I don't have enough words to describe how great this book is, but the author definitely does. This book may very well be the most monumental every written on Emily. It feels as if the author knows her and I can practically feel Emily hovering over my shoulder as I read this, nodding her head with approval. Emily was a complex woman and far from simplifying her, this novel embraces the enigma that she is while seeking to bring us closer to her. It made me, already an ardent Emily fan, fall even more in love with her than ever. After just having read a book on the Shelley's I can't help but think they would have absolutely loved her, she might well have been another muse for Percy. If there was a way to go back in time and arrange it so that they met who knows what fascinating things might have transpired. But alas! Emily was born too late to have been a character in the drama that was their lives. This book marks for me the start of a goal to read as many of the very best bios on Emily currently in publication, in an attempt, not only to find the best ones, but to understand even better this remarkable human being. ETA: For the convience of others who may be interested I have devised a ranking system that will follow each review on every bio I read so it may be easier to determine which might be the most appealing to their individual needs. I will be evaluating its merits in four separate categories Literary Efforts/Poetry/Wuthering Heights ***** Mysticism/psychoanalysis/sexuality ***** The Early Years/Juvenilia and Gondal years *** Abroad in Brussels **** Home Life/Domesticity ****
Davies does have SOME good insights here, in places. She brings a few nuggets of biography I didn't know before, and her translation, from French into English, of the two short essays Emily Bronte wrote for Monsieur Heger were useful for those of us unable to access the originals. However, in many ways this is a far too rambling rendition of Davies's subjective interpretations of Emily to suit herself - a danger of course in all literary criticism and history and biography writing.
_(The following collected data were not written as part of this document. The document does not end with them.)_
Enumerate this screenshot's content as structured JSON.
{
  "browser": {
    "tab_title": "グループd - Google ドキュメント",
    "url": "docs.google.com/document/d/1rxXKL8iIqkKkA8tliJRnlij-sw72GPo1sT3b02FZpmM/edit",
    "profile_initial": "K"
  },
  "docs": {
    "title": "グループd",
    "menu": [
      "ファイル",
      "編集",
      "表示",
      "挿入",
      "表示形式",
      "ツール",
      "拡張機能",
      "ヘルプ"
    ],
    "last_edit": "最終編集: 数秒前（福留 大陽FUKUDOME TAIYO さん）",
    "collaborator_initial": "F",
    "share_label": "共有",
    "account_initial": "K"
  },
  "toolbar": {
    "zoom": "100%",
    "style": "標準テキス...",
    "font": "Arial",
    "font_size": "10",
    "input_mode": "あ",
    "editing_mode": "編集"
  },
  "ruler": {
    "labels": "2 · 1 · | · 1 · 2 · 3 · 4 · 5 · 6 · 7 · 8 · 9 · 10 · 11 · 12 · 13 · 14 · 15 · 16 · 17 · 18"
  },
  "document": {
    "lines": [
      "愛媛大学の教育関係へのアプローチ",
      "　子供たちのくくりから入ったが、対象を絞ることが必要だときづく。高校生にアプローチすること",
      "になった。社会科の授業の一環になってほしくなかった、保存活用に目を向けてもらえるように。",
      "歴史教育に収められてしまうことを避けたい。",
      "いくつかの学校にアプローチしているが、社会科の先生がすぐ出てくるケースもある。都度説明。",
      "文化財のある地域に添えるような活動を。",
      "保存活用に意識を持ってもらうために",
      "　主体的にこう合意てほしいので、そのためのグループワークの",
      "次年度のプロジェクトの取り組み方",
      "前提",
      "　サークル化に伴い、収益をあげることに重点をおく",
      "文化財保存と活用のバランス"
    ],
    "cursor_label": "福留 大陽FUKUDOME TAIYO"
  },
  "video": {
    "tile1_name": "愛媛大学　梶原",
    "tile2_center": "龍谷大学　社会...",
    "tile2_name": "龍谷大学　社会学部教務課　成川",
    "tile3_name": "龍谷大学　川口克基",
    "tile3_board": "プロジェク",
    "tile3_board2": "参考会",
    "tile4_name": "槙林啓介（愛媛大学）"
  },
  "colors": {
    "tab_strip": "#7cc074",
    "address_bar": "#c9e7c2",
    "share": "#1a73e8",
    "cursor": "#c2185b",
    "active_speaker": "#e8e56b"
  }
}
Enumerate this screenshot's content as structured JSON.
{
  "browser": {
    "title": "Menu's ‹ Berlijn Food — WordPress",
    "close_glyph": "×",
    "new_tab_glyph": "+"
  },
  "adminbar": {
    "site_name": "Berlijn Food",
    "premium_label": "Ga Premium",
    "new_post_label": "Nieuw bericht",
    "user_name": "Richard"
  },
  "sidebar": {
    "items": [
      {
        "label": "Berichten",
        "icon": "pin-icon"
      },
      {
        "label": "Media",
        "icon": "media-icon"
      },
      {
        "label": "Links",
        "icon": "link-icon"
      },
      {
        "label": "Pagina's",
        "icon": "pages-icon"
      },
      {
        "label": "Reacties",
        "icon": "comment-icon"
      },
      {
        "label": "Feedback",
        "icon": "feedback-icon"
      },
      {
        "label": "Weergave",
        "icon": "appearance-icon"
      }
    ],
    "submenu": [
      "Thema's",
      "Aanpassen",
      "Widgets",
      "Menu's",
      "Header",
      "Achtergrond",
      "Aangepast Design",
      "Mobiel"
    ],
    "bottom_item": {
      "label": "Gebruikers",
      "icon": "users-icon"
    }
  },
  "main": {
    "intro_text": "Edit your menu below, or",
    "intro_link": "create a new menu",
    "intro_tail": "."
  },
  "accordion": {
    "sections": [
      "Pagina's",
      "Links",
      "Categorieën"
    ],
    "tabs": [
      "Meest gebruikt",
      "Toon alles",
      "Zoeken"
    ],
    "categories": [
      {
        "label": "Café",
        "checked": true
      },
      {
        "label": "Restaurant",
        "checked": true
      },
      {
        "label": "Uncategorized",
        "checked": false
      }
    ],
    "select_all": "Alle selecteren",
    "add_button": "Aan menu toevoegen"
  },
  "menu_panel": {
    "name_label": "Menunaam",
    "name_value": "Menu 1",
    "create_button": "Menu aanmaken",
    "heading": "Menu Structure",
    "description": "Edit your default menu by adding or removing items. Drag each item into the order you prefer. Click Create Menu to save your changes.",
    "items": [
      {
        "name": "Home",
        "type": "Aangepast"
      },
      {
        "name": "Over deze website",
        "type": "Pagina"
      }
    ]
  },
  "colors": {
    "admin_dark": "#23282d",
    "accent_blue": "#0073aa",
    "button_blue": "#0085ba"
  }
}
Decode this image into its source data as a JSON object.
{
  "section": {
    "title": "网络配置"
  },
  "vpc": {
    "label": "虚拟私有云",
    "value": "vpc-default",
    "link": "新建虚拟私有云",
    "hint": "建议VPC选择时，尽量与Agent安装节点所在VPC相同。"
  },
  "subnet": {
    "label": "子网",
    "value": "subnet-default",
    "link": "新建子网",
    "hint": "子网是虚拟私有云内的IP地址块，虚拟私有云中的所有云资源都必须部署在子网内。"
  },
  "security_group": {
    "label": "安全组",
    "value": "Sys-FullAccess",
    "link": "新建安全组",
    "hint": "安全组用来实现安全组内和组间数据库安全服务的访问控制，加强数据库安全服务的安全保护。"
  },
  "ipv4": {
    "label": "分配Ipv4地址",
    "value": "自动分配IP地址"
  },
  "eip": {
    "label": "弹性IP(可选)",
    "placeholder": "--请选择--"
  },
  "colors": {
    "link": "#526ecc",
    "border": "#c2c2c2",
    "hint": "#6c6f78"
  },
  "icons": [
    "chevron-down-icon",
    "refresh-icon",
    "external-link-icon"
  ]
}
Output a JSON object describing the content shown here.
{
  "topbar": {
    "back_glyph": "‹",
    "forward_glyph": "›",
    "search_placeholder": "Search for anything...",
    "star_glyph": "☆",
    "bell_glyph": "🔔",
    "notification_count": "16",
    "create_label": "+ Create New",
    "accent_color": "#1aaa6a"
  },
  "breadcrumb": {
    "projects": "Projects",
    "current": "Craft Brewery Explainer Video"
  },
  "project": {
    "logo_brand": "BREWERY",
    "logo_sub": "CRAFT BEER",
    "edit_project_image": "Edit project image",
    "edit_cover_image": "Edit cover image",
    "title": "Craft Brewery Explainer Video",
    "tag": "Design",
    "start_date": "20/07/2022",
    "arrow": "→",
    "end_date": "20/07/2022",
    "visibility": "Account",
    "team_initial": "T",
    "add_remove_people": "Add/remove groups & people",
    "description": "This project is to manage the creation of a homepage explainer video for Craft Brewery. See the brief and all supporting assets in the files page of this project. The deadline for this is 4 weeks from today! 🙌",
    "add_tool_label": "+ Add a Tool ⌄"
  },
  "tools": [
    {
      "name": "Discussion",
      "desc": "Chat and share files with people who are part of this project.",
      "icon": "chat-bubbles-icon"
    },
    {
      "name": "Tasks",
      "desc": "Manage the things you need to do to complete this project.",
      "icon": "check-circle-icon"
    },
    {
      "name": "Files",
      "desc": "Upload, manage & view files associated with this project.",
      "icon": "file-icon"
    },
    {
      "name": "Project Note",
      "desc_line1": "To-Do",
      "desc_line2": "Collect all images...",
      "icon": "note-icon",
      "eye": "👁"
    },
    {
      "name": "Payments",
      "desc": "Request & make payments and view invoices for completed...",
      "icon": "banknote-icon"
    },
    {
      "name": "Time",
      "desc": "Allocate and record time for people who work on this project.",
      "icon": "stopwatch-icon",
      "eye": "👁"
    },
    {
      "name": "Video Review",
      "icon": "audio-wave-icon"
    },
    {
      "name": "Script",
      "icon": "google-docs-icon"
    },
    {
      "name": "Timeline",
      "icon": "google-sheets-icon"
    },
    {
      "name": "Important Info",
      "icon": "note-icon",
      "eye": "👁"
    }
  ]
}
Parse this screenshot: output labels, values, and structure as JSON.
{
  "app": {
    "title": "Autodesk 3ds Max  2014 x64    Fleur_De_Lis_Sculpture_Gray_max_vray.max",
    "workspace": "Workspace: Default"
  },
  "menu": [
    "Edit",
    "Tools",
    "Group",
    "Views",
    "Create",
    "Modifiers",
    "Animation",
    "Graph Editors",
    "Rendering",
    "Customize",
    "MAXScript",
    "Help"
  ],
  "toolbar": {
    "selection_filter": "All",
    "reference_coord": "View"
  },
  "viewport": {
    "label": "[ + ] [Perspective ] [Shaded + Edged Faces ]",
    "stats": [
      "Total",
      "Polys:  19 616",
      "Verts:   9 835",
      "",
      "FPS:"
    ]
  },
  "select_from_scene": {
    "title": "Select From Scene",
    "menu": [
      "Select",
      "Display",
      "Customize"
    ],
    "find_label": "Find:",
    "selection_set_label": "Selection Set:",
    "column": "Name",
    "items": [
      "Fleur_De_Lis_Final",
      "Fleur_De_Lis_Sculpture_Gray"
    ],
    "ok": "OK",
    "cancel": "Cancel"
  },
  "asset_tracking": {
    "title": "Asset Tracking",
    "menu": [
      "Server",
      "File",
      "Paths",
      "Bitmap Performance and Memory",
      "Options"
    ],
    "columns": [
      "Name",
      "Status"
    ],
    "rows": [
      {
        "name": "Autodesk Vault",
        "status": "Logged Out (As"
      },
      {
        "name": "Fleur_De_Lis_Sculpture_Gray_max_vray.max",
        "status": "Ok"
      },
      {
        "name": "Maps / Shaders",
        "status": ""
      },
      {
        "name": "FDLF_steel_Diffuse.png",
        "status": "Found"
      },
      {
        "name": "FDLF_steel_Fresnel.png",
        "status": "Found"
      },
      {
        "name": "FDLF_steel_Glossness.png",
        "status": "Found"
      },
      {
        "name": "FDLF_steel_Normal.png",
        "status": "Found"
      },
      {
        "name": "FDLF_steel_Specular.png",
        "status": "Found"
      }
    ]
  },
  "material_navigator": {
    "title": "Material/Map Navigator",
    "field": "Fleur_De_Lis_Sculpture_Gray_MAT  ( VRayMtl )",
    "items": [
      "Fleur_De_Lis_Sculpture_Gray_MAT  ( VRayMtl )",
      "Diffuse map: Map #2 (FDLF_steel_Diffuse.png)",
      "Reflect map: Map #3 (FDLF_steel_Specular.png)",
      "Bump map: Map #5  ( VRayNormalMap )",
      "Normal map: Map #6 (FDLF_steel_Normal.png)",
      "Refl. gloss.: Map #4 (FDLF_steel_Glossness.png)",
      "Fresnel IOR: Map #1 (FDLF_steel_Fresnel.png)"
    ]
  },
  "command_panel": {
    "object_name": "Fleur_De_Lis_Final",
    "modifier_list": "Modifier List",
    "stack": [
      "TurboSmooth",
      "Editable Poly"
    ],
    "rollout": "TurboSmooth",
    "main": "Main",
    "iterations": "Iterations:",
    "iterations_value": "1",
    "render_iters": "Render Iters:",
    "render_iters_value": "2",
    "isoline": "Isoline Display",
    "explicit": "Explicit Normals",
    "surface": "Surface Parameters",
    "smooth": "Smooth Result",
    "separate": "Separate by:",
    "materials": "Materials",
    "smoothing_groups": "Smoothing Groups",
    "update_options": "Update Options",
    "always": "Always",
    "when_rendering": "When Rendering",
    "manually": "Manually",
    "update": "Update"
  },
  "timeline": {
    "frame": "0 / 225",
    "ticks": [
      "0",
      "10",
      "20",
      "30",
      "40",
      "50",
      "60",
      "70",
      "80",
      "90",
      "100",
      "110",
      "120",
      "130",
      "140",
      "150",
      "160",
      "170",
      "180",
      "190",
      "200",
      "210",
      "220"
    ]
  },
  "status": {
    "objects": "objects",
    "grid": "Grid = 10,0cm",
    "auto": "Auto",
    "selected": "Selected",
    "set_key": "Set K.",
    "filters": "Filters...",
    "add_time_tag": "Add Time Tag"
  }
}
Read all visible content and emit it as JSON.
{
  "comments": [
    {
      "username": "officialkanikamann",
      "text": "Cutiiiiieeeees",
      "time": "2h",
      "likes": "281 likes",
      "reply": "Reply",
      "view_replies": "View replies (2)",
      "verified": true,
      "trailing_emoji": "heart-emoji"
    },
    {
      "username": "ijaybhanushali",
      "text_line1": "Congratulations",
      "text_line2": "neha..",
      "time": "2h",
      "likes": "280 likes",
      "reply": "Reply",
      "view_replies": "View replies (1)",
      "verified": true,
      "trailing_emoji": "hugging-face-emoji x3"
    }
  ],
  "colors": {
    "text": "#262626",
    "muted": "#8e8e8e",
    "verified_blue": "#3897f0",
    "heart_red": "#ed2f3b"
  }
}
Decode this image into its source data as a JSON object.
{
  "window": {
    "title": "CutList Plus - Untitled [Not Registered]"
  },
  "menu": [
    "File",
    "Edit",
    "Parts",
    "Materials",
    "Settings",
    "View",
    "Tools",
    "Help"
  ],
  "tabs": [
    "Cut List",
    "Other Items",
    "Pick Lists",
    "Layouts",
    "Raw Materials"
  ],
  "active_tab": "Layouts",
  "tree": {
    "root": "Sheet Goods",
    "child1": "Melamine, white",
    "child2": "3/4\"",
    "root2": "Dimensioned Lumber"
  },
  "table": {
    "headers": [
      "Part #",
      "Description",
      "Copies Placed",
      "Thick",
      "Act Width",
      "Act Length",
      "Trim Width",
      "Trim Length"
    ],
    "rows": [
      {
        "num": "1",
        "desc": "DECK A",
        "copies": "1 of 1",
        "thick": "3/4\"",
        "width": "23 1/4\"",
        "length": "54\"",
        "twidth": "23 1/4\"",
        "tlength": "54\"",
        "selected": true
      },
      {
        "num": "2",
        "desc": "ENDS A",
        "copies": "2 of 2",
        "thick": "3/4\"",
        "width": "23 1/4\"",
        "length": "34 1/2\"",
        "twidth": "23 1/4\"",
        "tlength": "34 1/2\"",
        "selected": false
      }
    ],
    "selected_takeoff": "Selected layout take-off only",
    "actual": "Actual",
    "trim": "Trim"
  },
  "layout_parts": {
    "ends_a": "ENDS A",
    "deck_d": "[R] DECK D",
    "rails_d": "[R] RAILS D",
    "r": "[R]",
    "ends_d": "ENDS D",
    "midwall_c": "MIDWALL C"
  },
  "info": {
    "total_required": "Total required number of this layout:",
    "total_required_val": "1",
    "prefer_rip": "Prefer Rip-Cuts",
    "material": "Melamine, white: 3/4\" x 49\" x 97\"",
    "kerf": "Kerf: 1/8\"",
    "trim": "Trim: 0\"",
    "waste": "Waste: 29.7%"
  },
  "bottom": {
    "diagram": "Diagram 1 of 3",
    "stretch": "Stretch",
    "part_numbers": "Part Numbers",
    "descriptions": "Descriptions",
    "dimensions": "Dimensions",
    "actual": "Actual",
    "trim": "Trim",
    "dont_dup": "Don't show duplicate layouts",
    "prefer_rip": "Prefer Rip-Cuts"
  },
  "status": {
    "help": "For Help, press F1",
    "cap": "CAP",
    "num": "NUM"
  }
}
Davies does this in places without subtlety or nuance, to the point she portrays Bronte as some sort of Neo-Darwinian Eugenicist, and ends up contradicting herself in places too (especially around Emily Bronte's relationship with 'religion'), without reconciling the problems of historically contextual complexity, including incomplete history/biography details, that might cause such contradictions in her writing. One major problem is, like most others, Davies fails to understand the key significance of Isabella (née Linton) Heathcliff's narration in the novel. Here again I cannot recommend too highly Judith Pike's 2009 essay in the journal "Nineteenth Century Literature" as a key counterpoint to much of the Wuthering Heights and Emily Bronte 'analysis' out there.
Davies' exploration of the life of Emily Bronte as well as her writings made for a fascinating read. Using Bronte's Brussels essays, poetry, and "Wuthering Heights", Davies pieces together theories about the motivations and influences that drove Bronte to create her powerful and enigmatic novel. Her arguments are insightful and expository, but respectful of the life of a writer on whom we can speculate but never truly know.
I didn't get the impression that Mr. Davies did much research for this book, or took proper time to edit it for his audience. Much of the information was rehashed from sources I had already read or cited for papers of my own in college. The volume is put together like a self-published vanity book that his university refused to recognize as valid literary or research work and his theories don't hold much weight when you consider Emily's stringent religious upbringing, etc. This isn't the place to pick apart his theories, but to suggest the work is neither credible nor well-presented. I can't recommend the book to other readers.